Em relação aos aviões, avisa desde logo que são quase sempre fontes de contágio infeccioso para os bebés, por se tratarem de espaços fechados, com muita gente. “Não vale a pena dramatizar, mas é preciso contar que provavelmente vão adoecer.” De resto, para controlar os sintomas associados à “dor nas membranas timpânicas [localizadas no ouvido]”, sugere a toma de paracetamol uma hora antes da viagem. Carmen Ferreira acrescenta que é importante que, no momento em que o avião levanta voo e aterra, o bebé esteja a fazer sucção. No caso de destinos mais exóticos, Joana Martins recomenda ainda que, dois meses antes, se faça a consulta do viajante.

Snacks, rotina, expectativas

E em relação aos snacks? De volta a Verónica Alves, que além de mãe de primeira viagem, é especialista em alimentação infantil. “Bolachas de milho ou marinheiras sem sal são sempre boas opções. Saquetas de fruta, ou de fruta com cereais, também, porque, apesar de serem melhor fresquinhas, não precisam de estar frigorífico. Bolinhas de energia, de aveia e manteiga de amendoim, por exemplo. Ou mesmo fruta inteira”, sugere. Além do pão. Ou das panquecas sem ovos. Para lanches rápidos e ricos nutricionalmente, um pão com manteiga de amendoim e uma peça de fruta, por exemplo, pode ser uma ótima combinação. E quem diz manteiga de amendoim, diz húmus. Ou abacate. Ou mesmo ovo (desde que consumido duas a três horas depois de ser cozinhado).
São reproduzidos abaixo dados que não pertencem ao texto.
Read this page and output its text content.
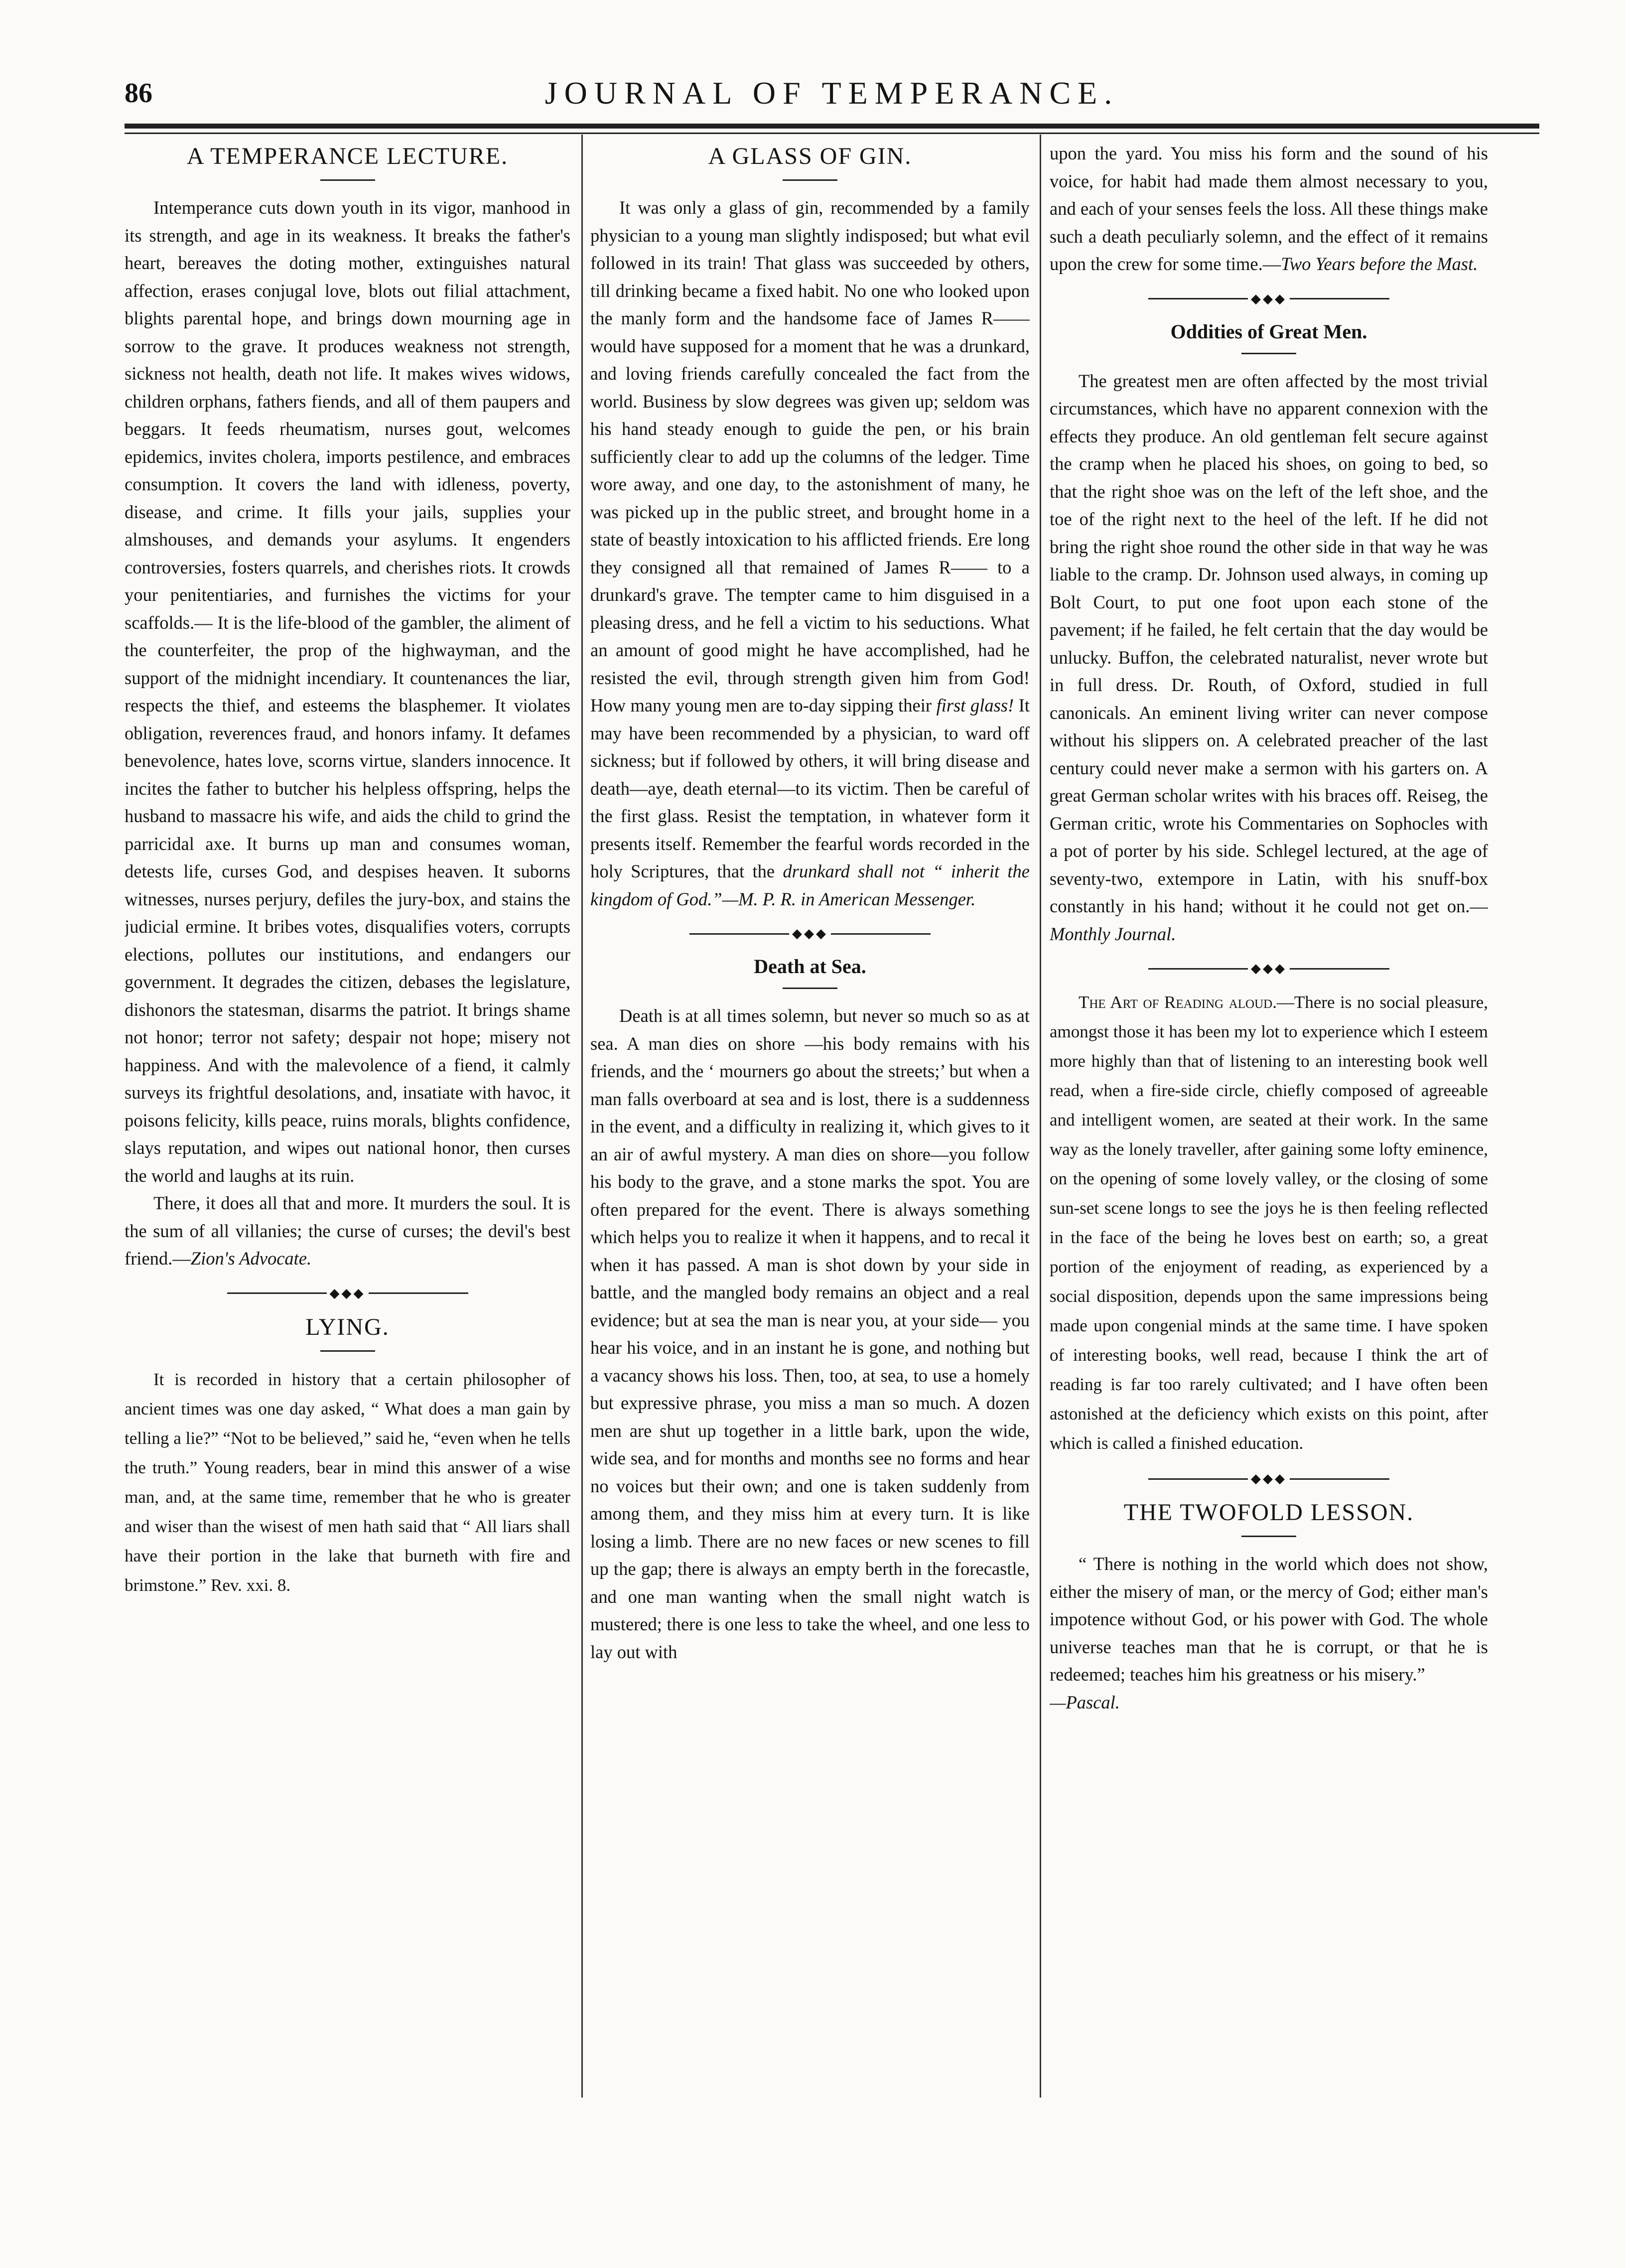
86	JOURNAL OF TEMPERANCE.
A TEMPERANCE LECTURE.

Intemperance cuts down youth in its vigor, manhood in its strength, and age in its weakness. It breaks the father's heart, bereaves the doting mother, extinguishes natural affection, erases conjugal love, blots out filial attachment, blights parental hope, and brings down mourning age in sorrow to the grave. It produces weakness not strength, sickness not health, death not life. It makes wives widows, children orphans, fathers fiends, and all of them paupers and beggars. It feeds rheumatism, nurses gout, welcomes epidemics, invites cholera, imports pestilence, and embraces consumption. It covers the land with idleness, poverty, disease, and crime. It fills your jails, supplies your almshouses, and demands your asylums. It engenders controversies, fosters quarrels, and cherishes riots. It crowds your penitentiaries, and furnishes the victims for your scaffolds.— It is the life-blood of the gambler, the aliment of the counterfeiter, the prop of the highwayman, and the support of the midnight incendiary. It countenances the liar, respects the thief, and esteems the blasphemer. It violates obligation, reverences fraud, and honors infamy. It defames benevolence, hates love, scorns virtue, slanders innocence. It incites the father to butcher his helpless offspring, helps the husband to massacre his wife, and aids the child to grind the parricidal axe. It burns up man and consumes woman, detests life, curses God, and despises heaven. It suborns witnesses, nurses perjury, defiles the jury-box, and stains the judicial ermine. It bribes votes, disqualifies voters, corrupts elections, pollutes our institutions, and endangers our government. It degrades the citizen, debases the legislature, dishonors the statesman, disarms the patriot. It brings shame not honor; terror not safety; despair not hope; misery not happiness. And with the malevolence of a fiend, it calmly surveys its frightful desolations, and, insatiate with havoc, it poisons felicity, kills peace, ruins morals, blights confidence, slays reputation, and wipes out national honor, then curses the world and laughs at its ruin.

There, it does all that and more. It murders the soul. It is the sum of all villanies; the curse of curses; the devil's best friend.—Zion's Advocate.

◆◆◆
LYING.

It is recorded in history that a certain philosopher of ancient times was one day asked, “ What does a man gain by telling a lie?” “Not to be believed,” said he, “even when he tells the truth.” Young readers, bear in mind this answer of a wise man, and, at the same time, remember that he who is greater and wiser than the wisest of men hath said that “ All liars shall have their portion in the lake that burneth with fire and brimstone.” Rev. xxi. 8.

A GLASS OF GIN.

It was only a glass of gin, recommended by a family physician to a young man slightly indisposed; but what evil followed in its train! That glass was succeeded by others, till drinking became a fixed habit. No one who looked upon the manly form and the handsome face of James R—— would have supposed for a moment that he was a drunkard, and loving friends carefully concealed the fact from the world. Business by slow degrees was given up; seldom was his hand steady enough to guide the pen, or his brain sufficiently clear to add up the columns of the ledger. Time wore away, and one day, to the astonishment of many, he was picked up in the public street, and brought home in a state of beastly intoxication to his afflicted friends. Ere long they consigned all that remained of James R—— to a drunkard's grave. The tempter came to him disguised in a pleasing dress, and he fell a victim to his seductions. What an amount of good might he have accomplished, had he resisted the evil, through strength given him from God! How many young men are to-day sipping their first glass! It may have been recommended by a physician, to ward off sickness; but if followed by others, it will bring disease and death—aye, death eternal—to its victim. Then be careful of the first glass. Resist the temptation, in whatever form it presents itself. Remember the fearful words recorded in the holy Scriptures, that the drunkard shall not “ inherit the kingdom of God.”—M. P. R. in American Messenger.

◆◆◆
Death at Sea.

Death is at all times solemn, but never so much so as at sea. A man dies on shore —his body remains with his friends, and the ‘ mourners go about the streets;’ but when a man falls overboard at sea and is lost, there is a suddenness in the event, and a difficulty in realizing it, which gives to it an air of awful mystery. A man dies on shore—you follow his body to the grave, and a stone marks the spot. You are often prepared for the event. There is always something which helps you to realize it when it happens, and to recal it when it has passed. A man is shot down by your side in battle, and the mangled body remains an object and a real evidence; but at sea the man is near you, at your side— you hear his voice, and in an instant he is gone, and nothing but a vacancy shows his loss. Then, too, at sea, to use a homely but expressive phrase, you miss a man so much. A dozen men are shut up together in a little bark, upon the wide, wide sea, and for months and months see no forms and hear no voices but their own; and one is taken suddenly from among them, and they miss him at every turn. It is like losing a limb. There are no new faces or new scenes to fill up the gap; there is always an empty berth in the forecastle, and one man wanting when the small night watch is mustered; there is one less to take the wheel, and one less to lay out with

upon the yard. You miss his form and the sound of his voice, for habit had made them almost necessary to you, and each of your senses feels the loss. All these things make such a death peculiarly solemn, and the effect of it remains upon the crew for some time.—Two Years before the Mast.

◆◆◆
Oddities of Great Men.

The greatest men are often affected by the most trivial circumstances, which have no apparent connexion with the effects they produce. An old gentleman felt secure against the cramp when he placed his shoes, on going to bed, so that the right shoe was on the left of the left shoe, and the toe of the right next to the heel of the left. If he did not bring the right shoe round the other side in that way he was liable to the cramp. Dr. Johnson used always, in coming up Bolt Court, to put one foot upon each stone of the pavement; if he failed, he felt certain that the day would be unlucky. Buffon, the celebrated naturalist, never wrote but in full dress. Dr. Routh, of Oxford, studied in full canonicals. An eminent living writer can never compose without his slippers on. A celebrated preacher of the last century could never make a sermon with his garters on. A great German scholar writes with his braces off. Reiseg, the German critic, wrote his Commentaries on Sophocles with a pot of porter by his side. Schlegel lectured, at the age of seventy-two, extempore in Latin, with his snuff-box constantly in his hand; without it he could not get on.—Monthly Journal.

◆◆◆

The Art of Reading aloud.—There is no social pleasure, amongst those it has been my lot to experience which I esteem more highly than that of listening to an interesting book well read, when a fire-side circle, chiefly composed of agreeable and intelligent women, are seated at their work. In the same way as the lonely traveller, after gaining some lofty eminence, on the opening of some lovely valley, or the closing of some sun-set scene longs to see the joys he is then feeling reflected in the face of the being he loves best on earth; so, a great portion of the enjoyment of reading, as experienced by a social disposition, depends upon the same impressions being made upon congenial minds at the same time. I have spoken of interesting books, well read, because I think the art of reading is far too rarely cultivated; and I have often been astonished at the deficiency which exists on this point, after which is called a finished education.

◆◆◆
THE TWOFOLD LESSON.

“ There is nothing in the world which does not show, either the misery of man, or the mercy of God; either man's impotence without God, or his power with God. The whole universe teaches man that he is corrupt, or that he is redeemed; teaches him his greatness or his misery.”

—Pascal.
Resta ainda uma questão que, à primeira vista, parece ter pouco que ver com as férias, mas que, por ser fundamental para o bem-estar dos bebés, pode desempenhar um papel-chave num período que se pretende o mais tranquilo possível: a rotina. Clementina Almeida, psicóloga de bebés, não tem dúvidas. “Devemos tentar, dentro do possível, manter a rotina do bebé. Claro que vai sempre ser alterada, mas é importante mantermos algum sentido de previsibilidade para o bebé não se sentir inseguro ou ansioso. Para isso também é fundamental conhecermos o nosso bebé, respeitarmos os limites dele e não puxarmos demasiado a corda. Ou seja, se não aceita tão bem ambientes diferentes e se já estivemos o dia todo fora, ir jantar a um restaurante é demasiado, mais vale deixar para outro dia.” É que, apesar de estas alterações serem importantes para o desenvolvimento cerebral – “novos ambientes, sítios, cheiros, sabores são excelentes para o bebé” -, tudo deve ser feito com conta, peso e medida. E deixa outra dica importante: “Se fizermos férias com família e amigos, é importante toda a gente estar na mesma página, toda a gente saber e perceber que a rotina tem de ser respeitada”. Em termos de conselhos mais práticos, sugere ainda que se ande sempre com pó de talco, para retirar os resquícios de areia que podem incomodar os pequenos, e que se congelem quadradinhos de melancia para ir oferecendo. “Eles adoram.”

E nisto, a questão impõe-se: se fizer tudo isto, a serenidade e o conforto das suas férias estão garantidas? Para não sermos os portadores das más notícias, deixamos que seja a pediatra Joana Martins a responder-lhe. “As primeiras férias com um bebé não vão ser verdadeiramente férias, pelo menos não como as conhecíamos. É preciso controlar as expectativas e desdramatizar. Um dia vamos ter as nossas férias de volta. Nem que seja quando os nossos filhos forem adolescentes e já não quiserem saber de nós”, atira, com uma nota de humor à mistura. Enquanto esse tempo não chega, vá já pensando no que deve levar na mala. Por via das dúvidas, não se esqueça deste guia. Algo nos diz que vai precisar dele.